El mes de mayo en el Google I/O, Sundar Pichai hablaba orgullosamente de cómo Gemini Pro, su modelo de IA, había llegado a los créditos de Pokémon Azul. Aunque suene extraño, los clásicos juegos de la GameBoy se han convertido en un test real para el desarrollo de esta tecnología.
A pesar de ser un juego de niños (de los 90 eso sí), Pokémon requiere de ciertos conocimientos y capacidad de aprendizaje. Desde lo más básico, como los controles para caminar e interactuar con el mundo, hasta lo más complejo, como ganar la Liga Pokémon. Sencillo para un humano, pero un reto para los grandes modelos de lenguaje (LLM en inglés).
Esa es la clave de los agentes de IA, modelos dedicados a adaptarse a cualquier programa externo y hacer uso de él como haría un usuario. Los modelos generativos que conocemos funcionan en base a un input humano; pero un agente debe ser capaz de actuar por su cuenta.

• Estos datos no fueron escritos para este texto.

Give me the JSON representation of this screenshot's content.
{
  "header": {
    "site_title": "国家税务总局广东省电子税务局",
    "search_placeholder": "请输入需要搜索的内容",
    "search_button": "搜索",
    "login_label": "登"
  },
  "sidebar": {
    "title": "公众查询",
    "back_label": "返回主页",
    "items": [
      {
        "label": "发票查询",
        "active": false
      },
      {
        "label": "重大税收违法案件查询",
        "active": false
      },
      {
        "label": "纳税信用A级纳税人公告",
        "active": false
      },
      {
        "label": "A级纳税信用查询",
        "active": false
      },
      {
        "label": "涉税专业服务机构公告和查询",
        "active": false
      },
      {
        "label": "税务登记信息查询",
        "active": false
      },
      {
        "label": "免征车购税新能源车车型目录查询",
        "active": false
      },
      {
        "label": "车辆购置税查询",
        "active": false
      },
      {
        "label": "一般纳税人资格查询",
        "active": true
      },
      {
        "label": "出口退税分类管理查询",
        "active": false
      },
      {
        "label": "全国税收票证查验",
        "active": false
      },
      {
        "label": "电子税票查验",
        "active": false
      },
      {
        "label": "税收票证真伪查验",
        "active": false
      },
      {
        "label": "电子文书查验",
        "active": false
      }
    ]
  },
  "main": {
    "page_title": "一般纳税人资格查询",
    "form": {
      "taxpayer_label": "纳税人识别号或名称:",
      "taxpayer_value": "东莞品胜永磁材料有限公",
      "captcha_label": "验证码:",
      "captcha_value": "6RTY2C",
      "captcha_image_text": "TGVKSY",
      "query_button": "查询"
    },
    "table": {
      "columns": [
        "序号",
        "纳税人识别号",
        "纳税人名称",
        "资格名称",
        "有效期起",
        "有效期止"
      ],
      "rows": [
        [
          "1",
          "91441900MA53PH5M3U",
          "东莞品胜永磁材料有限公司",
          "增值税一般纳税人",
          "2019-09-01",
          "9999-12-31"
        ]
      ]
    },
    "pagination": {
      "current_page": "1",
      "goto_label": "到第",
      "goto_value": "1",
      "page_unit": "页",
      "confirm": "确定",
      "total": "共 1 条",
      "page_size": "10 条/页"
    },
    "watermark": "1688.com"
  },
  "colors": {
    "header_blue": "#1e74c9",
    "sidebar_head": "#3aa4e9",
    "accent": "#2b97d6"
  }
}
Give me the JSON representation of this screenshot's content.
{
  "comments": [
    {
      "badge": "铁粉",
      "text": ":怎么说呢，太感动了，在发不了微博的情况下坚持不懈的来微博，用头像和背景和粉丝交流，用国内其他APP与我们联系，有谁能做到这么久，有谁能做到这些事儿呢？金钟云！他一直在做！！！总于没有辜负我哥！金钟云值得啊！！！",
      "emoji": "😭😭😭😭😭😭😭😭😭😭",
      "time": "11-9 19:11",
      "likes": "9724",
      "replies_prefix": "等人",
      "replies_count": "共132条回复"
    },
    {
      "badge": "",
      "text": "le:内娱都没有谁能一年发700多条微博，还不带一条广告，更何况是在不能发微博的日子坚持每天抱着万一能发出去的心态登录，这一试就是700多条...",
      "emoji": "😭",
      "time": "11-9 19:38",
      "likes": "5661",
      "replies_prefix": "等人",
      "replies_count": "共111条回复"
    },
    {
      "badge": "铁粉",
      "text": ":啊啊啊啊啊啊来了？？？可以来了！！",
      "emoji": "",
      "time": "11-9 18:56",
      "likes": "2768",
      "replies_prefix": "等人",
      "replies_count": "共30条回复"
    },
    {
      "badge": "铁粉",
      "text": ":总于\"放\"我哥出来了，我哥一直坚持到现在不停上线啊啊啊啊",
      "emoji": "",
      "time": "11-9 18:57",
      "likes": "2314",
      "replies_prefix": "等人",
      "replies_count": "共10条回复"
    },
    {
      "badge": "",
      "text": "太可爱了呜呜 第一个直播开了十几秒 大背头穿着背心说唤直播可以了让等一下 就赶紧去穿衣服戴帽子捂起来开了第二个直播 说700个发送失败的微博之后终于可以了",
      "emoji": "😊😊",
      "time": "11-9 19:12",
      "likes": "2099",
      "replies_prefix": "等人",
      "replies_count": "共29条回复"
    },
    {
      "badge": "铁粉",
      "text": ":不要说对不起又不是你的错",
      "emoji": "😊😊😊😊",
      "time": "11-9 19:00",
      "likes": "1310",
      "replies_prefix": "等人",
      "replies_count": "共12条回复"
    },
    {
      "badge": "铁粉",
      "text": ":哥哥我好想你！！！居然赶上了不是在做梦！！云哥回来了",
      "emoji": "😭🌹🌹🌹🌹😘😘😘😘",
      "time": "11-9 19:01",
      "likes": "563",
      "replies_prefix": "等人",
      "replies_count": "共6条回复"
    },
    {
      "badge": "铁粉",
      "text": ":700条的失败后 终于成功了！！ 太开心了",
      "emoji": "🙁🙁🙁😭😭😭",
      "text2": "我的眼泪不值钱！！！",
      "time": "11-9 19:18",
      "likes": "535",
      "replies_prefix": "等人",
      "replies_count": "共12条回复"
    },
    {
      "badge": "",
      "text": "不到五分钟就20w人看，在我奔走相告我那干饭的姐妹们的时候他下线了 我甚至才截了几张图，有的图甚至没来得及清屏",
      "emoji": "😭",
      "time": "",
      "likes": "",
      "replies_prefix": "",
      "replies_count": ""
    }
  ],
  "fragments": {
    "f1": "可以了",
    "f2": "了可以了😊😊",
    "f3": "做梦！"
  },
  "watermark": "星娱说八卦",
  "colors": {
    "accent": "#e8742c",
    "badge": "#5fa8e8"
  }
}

Los problemas de este benchmark
La novedad de usar los juegos de la GameBoy viene de Anthropic con su modelo Claude 3.7 Sonnet, ahora Claude 4, que juega en directo en Twitch demostrando sus capacidades de razonamiento, análisis y ejecución. Aunque por el momento todavía no ha sido capaz de llegar al final del juego.
Por su parte, Gemini llegó a los créditos hace meses, con una configuración hecha por alguien ajeno a Google, que mostraba también en Twitch su partida. Pero hay una diferencia importante, Gemini cuenta con un minimapa que aporta información clave de lugares destacados del escenario, más allá de lo que puede ver y reconocer en la pantalla estándar.
Esto es una ayuda que hace imposible comparar justamente la efectividad de estos modelos.La idea es vistosa y original, definitivamente dice mucho de los avances y el camino que toma la industria de los grandes modelos de lenguaje.
Ahora bien, no es el benchmark definitivo y sobre todo muestra el trabajo que aún queda por hacer de cara a la Inteligencia Artificial General. Si hay algo que nos está demostrando la carrera tecnológica de la IA, es que esto ya no es cosa de ficción, sino un futuro cercano, pero con ciertos límites.